How do you make children enjoy, rather than feel insulted by, edutainment games? Well, getting them to take photos of elephant poo and urinating rhinos is not a bad start.

This Animal Planet-branded FPPS (first-person photography shooter) will make your child a better person in three ways: 1) education about the animal kingdom, such as why male lions are chauvinist pigs, 2) a vague sense of how photography works, and 3) a grasp of how to navigate an open 3D environment using the WADS keys and mouselook, thus making significant progress towards becoming an accomplished gamer in later life.



For a kids' game, it's outstanding. It's rather one-note and the Spartan graphics engine makes lions look a little too Plasticine-faced, but the openness of the world, the animation (a galloping herd of giraffe is a genuinely stunning sight) and the thought behind the situations you have to photograph are all remarkable.

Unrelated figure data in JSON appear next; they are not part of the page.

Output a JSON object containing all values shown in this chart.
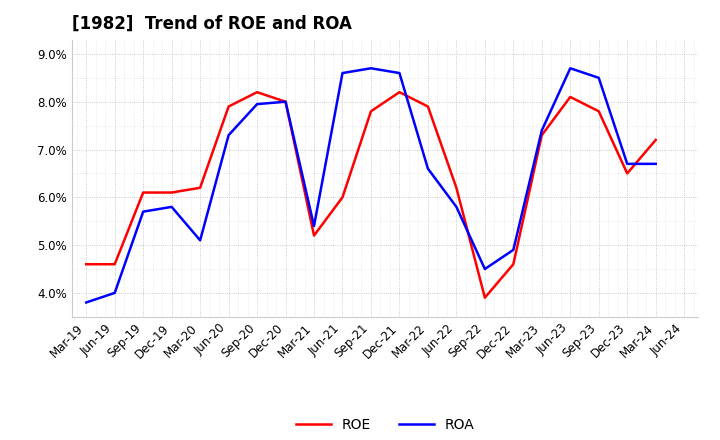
{
  "title": "[1982]  Trend of ROE and ROA",
  "labels": [
    "Mar-19",
    "Jun-19",
    "Sep-19",
    "Dec-19",
    "Mar-20",
    "Jun-20",
    "Sep-20",
    "Dec-20",
    "Mar-21",
    "Jun-21",
    "Sep-21",
    "Dec-21",
    "Mar-22",
    "Jun-22",
    "Sep-22",
    "Dec-22",
    "Mar-23",
    "Jun-23",
    "Sep-23",
    "Dec-23",
    "Mar-24",
    "Jun-24"
  ],
  "ROE": [
    4.6,
    4.6,
    6.1,
    6.1,
    6.2,
    7.9,
    8.2,
    8.0,
    5.2,
    6.0,
    7.8,
    8.2,
    7.9,
    6.2,
    3.9,
    4.6,
    7.3,
    8.1,
    7.8,
    6.5,
    7.2,
    null
  ],
  "ROA": [
    3.8,
    4.0,
    5.7,
    5.8,
    5.1,
    7.3,
    7.95,
    8.0,
    5.4,
    8.6,
    8.7,
    8.6,
    6.6,
    5.8,
    4.5,
    4.9,
    7.4,
    8.7,
    8.5,
    6.7,
    6.7,
    null
  ],
  "ROE_color": "#ff0000",
  "ROA_color": "#0000ff",
  "ylim": [
    3.5,
    9.3
  ],
  "yticks": [
    4.0,
    5.0,
    6.0,
    7.0,
    8.0,
    9.0
  ],
  "background_color": "#ffffff",
  "grid_color": "#aaaaaa",
  "title_fontsize": 12,
  "legend_fontsize": 10,
  "linewidth": 1.8
}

Take a photo, whether for one of the specific objectives or just because it looks interesting, and the game will intuit a title and store it in a digital album: "nervous elephant" or "crocodile snapping," for instance. Meanwhile, a pair of invisible commentators sparkily share factoids about what you're shooting and, charmingly, at the end of each assignment, the photos you've taken will be used to illustrate an article in a fictional wildlife magazine. This caused an odd degree of pride in even this jaded hack, so it will surely enrapture the mind of a child.